The purpose of this paper is to investigate a relatively new signal of service quality, third‐party evaluation of a service brand.
The meaning of the third‐party signal to consumers was studied and the third‐party signal was compared with two other signals, word‐of‐mouth communication about a service brand and popularity of a service brand, for the ability to influence anticipated satisfaction with a homeowners' insurance product.The three signals appeared as factors in two experiments. The factor levels were favorable, absent, or unfavorable.

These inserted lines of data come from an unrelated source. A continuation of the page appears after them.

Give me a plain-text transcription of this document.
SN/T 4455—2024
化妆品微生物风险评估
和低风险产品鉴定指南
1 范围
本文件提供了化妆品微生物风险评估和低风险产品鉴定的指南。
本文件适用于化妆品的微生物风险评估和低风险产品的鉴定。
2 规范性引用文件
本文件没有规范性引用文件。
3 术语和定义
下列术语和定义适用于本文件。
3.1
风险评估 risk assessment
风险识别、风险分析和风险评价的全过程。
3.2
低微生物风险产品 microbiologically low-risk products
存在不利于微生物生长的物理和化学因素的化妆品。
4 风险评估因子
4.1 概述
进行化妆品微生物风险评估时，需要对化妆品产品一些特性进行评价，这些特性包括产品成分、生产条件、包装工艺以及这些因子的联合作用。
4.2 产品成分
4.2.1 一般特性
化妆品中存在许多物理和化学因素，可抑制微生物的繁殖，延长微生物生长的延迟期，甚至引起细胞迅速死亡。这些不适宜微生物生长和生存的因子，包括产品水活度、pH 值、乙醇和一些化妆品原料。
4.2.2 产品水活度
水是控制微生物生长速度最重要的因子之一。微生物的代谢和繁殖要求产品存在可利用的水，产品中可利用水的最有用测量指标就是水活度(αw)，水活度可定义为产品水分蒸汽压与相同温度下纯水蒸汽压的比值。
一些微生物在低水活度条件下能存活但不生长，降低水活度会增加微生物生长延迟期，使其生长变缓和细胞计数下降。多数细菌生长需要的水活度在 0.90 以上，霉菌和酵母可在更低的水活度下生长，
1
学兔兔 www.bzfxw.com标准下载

All three signals exhibited significant main effects. Of the three signals, third‐party evaluation accounted for the greatest proportion of variance in the dependent variable, and this signal also had the strongest negativity effect. Also, a significant two‐way ordinal interaction was found between word‐of‐mouth communication and third‐party evaluation. The boosting effect of a favorable versus an unfavorable word‐of‐mouth communication was less in the presence of a favorable third‐party evaluation than in the circumstance where the two signals conflicted.
Quality signals other than those under study were excluded from stimuli in this investigation. The ability to generalize the findings of this study to the real world is limited by the fact that the effects of other quality signals (brand, price, etc.) on the three signals studied are unclear.
This study strongly suggests that third‐party evaluation is perceived as a product quality signal by consumers. Incorporating a favorable third‐party signal into advertising may allay consumer uncertainty of service quality and increase the likelihood of service brand purchase.